Strawberries, Neurons, and Red
If the color we perceive were created by the brain – like most neuroscientists claim – the physical world we live in ought to be colorless. However, if colors (or any quality we may have an experience of) were not in the physical world, how could it be possible that we perceive them?
The easiness with which most scientific educate readers have faith that “neurons are the ones” is nothing short of a messianic religious belief that eventually we will all be resurrected. In the last couple of decades, scientists of all areas have invested a lot of energy in the quest for a neural mechanism capable of producing our everyday conscious experience. Yet, the fact is that, so far, nobody has a clue.

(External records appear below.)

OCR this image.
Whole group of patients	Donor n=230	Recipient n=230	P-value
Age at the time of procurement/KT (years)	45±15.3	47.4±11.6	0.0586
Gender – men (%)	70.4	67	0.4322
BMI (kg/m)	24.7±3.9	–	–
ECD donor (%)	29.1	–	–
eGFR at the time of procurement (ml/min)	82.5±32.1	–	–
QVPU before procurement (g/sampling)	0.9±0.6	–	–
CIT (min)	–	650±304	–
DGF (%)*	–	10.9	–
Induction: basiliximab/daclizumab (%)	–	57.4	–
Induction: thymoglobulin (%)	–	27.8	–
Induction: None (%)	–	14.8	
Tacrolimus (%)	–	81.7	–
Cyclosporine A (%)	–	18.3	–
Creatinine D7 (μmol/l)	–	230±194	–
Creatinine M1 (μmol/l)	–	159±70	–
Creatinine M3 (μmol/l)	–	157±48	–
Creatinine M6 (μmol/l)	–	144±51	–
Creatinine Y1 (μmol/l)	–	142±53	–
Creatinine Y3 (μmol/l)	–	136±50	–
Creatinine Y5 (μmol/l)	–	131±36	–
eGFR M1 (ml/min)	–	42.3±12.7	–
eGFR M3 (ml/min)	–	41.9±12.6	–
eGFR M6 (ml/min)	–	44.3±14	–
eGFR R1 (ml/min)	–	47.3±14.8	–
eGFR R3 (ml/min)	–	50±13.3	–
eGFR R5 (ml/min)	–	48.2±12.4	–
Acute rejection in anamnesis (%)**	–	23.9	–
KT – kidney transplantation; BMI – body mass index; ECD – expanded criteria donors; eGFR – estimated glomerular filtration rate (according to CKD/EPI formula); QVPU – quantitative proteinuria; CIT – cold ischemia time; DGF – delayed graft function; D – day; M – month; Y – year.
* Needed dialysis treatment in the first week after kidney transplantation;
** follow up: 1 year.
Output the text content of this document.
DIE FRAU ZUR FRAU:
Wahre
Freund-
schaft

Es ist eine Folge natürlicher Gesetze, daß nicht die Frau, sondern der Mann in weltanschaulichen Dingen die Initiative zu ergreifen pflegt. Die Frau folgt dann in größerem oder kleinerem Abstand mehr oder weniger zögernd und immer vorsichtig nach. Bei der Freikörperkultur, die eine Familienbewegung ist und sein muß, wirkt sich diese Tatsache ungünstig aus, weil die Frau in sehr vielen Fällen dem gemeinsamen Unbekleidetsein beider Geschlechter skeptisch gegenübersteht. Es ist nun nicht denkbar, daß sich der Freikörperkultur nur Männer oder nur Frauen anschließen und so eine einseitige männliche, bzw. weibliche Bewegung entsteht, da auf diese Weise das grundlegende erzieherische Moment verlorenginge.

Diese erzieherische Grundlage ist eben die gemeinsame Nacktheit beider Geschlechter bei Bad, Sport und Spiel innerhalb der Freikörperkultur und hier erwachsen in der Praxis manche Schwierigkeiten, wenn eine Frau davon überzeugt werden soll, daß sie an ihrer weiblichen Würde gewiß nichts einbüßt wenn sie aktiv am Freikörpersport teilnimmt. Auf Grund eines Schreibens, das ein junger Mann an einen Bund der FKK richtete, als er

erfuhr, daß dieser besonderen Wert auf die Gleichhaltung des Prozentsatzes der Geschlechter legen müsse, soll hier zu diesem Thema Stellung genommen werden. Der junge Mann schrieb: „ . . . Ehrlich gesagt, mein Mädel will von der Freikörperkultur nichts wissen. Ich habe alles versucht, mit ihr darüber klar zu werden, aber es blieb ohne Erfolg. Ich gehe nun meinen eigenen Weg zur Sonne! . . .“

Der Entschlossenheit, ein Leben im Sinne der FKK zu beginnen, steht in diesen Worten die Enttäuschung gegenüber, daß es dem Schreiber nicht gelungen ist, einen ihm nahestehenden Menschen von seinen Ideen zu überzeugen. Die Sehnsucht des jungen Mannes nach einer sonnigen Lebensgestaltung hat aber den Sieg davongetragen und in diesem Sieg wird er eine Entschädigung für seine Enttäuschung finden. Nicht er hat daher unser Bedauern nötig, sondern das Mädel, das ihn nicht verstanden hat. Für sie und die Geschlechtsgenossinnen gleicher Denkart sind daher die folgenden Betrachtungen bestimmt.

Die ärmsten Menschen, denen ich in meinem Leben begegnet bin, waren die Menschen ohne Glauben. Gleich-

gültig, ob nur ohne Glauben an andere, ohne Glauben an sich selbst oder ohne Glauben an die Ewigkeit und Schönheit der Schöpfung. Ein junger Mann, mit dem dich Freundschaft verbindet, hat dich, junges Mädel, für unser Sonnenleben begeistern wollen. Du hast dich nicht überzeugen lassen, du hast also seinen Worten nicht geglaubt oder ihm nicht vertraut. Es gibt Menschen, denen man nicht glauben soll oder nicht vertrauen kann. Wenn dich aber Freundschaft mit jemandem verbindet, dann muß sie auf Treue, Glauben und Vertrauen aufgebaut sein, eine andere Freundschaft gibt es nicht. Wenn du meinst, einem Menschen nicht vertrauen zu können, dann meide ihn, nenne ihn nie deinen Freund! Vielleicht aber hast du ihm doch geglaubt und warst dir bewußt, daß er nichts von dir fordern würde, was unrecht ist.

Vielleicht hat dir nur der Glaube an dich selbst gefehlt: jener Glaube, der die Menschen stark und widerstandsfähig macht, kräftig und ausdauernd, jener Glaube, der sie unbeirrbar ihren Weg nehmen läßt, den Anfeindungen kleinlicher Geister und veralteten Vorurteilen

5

Can we really believe that everything we experience – from pains to colors, from pictures to music – is nothing more than an appearance concocted by our neurons? Why should it be easier for neurons to transmogrify neural firings into music than for a cello to shape airwaves into music?
The notion that the brain create meaning to be associated to a meaningless world is absurd since, if it were true, the brain, being part of the world, would be meaningless too.
So, one may venture to consider a rather unexpected and controversial hypothesis – namely that what we call consciousness is the world we live in. Our experience is neither an inner world nor an internal representation nor a virtual model. It is not how the world appears, but what the world is.
I experience a red apple, because, for a moment, I am identical with the red apple I have an experience of.